Он ответил утвердительно и даже спросил, зачем ему еще кто-то? То ли жалкий вид Курца так на меня влиял, то ли обстановка его дома, но я в этот момент стал особенно прямолинейным и даже грубоватым, о чем пожалел через некоторое время. Сказал ему, что неплохо было бы нанять домоуправителя. Ответ меня немного ошарашил:
– Зачем, Уинслоу умер…
– Кто?
– Наш старый управитель.
Тон его был чрезвычайно мягок. Чувство жалости во мне все усиливалось. Но я вспомнил, что у моего визита была четкая цель, и сосредоточился на ней. Когда мы взбирались на второй этаж, лестница подо мной грозила обрушиться в любой момент. Я задыхался от затхлости воздуха. Через некоторое время мы дошли до комнаты, которая служила обиталищем Витольда Курца.

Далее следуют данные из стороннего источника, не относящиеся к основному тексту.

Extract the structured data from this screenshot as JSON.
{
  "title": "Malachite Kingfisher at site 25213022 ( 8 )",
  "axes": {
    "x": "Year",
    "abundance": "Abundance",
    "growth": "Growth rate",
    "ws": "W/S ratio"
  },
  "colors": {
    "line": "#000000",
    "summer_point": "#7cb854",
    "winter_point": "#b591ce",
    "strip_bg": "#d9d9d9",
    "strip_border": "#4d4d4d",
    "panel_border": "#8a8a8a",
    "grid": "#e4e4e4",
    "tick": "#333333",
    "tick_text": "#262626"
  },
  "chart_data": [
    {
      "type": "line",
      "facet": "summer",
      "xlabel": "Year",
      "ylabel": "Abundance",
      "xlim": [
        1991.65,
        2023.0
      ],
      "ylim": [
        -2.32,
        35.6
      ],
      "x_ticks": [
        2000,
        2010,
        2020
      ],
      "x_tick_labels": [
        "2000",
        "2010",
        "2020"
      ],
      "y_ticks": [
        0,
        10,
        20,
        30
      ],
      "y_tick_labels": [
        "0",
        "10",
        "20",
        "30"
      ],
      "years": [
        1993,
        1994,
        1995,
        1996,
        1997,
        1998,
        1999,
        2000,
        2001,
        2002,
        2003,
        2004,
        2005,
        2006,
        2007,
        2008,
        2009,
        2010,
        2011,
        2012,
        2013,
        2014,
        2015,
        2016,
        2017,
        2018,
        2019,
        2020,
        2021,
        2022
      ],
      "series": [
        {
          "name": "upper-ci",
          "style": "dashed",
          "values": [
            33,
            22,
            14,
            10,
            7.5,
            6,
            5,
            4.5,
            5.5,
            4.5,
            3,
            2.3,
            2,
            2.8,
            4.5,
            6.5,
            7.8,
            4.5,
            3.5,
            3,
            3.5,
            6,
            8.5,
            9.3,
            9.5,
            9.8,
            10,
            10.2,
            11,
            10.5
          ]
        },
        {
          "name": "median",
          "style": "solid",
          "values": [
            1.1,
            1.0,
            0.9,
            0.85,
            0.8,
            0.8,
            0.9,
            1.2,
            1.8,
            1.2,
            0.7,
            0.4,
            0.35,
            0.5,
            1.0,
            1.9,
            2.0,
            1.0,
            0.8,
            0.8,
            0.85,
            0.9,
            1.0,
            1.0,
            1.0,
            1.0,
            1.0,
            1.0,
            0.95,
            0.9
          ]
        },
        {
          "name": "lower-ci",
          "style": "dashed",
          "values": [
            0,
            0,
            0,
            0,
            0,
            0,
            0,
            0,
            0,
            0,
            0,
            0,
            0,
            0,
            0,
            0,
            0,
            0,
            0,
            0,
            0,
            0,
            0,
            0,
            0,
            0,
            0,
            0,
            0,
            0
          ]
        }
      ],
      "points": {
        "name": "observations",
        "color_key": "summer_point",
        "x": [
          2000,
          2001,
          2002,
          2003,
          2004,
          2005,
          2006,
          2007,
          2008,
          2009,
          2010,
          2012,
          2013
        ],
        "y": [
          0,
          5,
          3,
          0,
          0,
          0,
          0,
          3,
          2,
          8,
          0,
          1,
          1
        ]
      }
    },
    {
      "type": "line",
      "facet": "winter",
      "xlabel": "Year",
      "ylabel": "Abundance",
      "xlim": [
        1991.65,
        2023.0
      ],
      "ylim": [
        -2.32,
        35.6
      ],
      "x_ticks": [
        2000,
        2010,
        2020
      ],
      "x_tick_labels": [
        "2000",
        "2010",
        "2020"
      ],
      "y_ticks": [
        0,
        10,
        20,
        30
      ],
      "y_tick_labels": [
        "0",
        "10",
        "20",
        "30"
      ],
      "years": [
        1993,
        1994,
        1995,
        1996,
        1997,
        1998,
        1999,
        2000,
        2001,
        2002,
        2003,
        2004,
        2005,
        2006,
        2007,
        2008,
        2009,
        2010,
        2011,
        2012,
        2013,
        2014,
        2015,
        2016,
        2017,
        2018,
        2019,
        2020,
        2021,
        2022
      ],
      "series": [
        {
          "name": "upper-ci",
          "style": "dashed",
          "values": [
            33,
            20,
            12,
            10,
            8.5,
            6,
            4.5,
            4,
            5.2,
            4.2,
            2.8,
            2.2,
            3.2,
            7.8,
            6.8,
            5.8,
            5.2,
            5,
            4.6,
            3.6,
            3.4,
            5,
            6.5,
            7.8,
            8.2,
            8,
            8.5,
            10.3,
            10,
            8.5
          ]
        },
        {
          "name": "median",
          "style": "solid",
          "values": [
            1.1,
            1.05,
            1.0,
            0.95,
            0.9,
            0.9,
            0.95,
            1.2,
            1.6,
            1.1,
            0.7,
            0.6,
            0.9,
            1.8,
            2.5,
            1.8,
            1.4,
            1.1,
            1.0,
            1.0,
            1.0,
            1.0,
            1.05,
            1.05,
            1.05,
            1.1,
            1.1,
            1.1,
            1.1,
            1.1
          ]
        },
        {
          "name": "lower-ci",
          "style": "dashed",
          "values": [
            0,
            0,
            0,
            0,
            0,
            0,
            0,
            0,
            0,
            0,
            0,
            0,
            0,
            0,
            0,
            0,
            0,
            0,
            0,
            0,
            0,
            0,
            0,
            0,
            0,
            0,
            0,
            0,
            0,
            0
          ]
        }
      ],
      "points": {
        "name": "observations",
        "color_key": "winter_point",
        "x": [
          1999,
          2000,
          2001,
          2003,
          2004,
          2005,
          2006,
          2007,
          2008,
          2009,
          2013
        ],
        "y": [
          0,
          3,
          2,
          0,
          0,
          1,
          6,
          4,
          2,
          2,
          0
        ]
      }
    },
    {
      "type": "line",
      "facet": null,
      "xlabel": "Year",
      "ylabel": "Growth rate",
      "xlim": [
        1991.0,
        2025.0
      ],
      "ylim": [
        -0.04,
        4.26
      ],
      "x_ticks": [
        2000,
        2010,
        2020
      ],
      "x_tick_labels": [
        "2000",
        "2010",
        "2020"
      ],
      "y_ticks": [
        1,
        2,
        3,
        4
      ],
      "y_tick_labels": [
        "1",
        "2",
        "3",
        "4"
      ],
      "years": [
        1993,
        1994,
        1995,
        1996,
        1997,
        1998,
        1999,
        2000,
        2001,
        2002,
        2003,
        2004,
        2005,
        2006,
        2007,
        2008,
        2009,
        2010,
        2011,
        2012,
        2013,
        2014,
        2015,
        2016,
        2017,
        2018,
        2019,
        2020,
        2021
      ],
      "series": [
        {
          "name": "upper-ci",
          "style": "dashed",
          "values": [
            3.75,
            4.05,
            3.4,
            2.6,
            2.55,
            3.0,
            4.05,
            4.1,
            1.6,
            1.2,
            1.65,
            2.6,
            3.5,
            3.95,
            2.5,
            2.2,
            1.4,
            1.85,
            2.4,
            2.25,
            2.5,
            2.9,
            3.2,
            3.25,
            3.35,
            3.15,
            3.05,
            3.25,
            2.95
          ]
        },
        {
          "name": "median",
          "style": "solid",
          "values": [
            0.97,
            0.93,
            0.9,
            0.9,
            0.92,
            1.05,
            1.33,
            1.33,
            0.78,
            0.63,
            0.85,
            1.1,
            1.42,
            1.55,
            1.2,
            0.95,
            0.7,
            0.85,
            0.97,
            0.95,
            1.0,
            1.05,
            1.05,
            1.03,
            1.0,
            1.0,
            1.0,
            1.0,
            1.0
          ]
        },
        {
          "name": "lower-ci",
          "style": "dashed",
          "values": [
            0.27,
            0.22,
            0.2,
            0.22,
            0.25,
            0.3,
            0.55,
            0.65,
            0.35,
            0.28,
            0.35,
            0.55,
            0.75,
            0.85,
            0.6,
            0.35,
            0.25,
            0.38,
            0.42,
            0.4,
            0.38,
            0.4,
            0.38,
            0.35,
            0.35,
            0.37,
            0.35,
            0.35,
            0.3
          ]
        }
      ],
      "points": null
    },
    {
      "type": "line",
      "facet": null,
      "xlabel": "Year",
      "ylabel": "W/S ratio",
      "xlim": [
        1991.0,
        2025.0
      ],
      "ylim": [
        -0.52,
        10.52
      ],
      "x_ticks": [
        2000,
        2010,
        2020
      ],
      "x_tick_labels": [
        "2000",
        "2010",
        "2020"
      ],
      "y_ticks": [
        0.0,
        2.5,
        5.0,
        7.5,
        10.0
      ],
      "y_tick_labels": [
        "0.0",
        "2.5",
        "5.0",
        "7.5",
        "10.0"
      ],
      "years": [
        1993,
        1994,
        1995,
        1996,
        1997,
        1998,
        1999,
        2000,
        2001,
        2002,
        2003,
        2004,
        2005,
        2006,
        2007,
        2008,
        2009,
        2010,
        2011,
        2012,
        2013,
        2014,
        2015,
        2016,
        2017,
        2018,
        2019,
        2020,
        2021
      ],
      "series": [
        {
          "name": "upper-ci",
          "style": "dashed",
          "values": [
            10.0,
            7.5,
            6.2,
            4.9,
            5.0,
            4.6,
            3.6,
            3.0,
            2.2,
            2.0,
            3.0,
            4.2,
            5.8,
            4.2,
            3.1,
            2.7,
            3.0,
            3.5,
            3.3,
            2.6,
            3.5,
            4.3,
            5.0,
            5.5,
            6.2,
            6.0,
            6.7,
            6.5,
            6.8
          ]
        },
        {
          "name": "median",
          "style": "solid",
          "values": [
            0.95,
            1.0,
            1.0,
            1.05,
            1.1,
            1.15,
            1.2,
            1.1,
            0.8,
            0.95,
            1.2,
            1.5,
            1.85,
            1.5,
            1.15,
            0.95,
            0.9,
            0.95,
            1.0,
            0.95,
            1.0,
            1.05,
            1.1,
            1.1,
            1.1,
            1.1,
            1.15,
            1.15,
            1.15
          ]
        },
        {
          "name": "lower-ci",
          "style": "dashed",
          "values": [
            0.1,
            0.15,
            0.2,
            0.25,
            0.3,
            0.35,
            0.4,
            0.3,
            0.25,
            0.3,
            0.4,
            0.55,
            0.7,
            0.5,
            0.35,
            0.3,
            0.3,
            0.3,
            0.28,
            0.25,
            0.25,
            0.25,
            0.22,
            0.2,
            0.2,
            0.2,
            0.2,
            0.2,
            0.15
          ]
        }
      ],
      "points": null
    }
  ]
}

Я был готов к худшему.
Во время разговора с хозяином дома в его комнате я подмечал все детали постепенно, но опишу тебе, мой читатель, все сразу: так у тебя появится полное, а не обрывистое впечатление. Стоит сказать, что во всем доме эта комната была самой поражающей и самой чистой. Все здесь было в порядке касательно чистоты. Убранство помещения составляли кровать, письменный стол и шкаф, заполненный книгами – всё сорокалетней давности. Так же был мольберт с большим количеством красок. Вот, что за пятна на сюртуке! У стены был камин, над которым висел рисунок молодой девушки в полный рост. Светловолосая красавица с нежно-розовой кожей в синем платье и васильковым венком на голове, добрым взглядом взирала с картины. Девушке на вид было от шестнадцати до восемнадцати лет. Я сразу догадался, кто был автором картины (иначе и быть не могло). Наибольший интерес представляли окна – все стекла были замазаны краской, на них был нарисован чудесный пейзаж. Оглядывая предметы быта, я пришел к выводу, что они больше подходят для юноши, а не для старика.
Курц тем временем сел за стол, а мне предложил сесть на кровать. Сразу перешли к делу. Я спросил его, почему он запрещает стройку в этом месте, она же принесет ему большие деньги.
– Это личное, – отвечал Витольд немного раздосадованным голосом, – не разрешаю и точка!
– Так если не мы, – протестовал я, – тогда другая кампания, да и все.
– Тогда, – он потускнел, – тогда это будет уже не моя вина…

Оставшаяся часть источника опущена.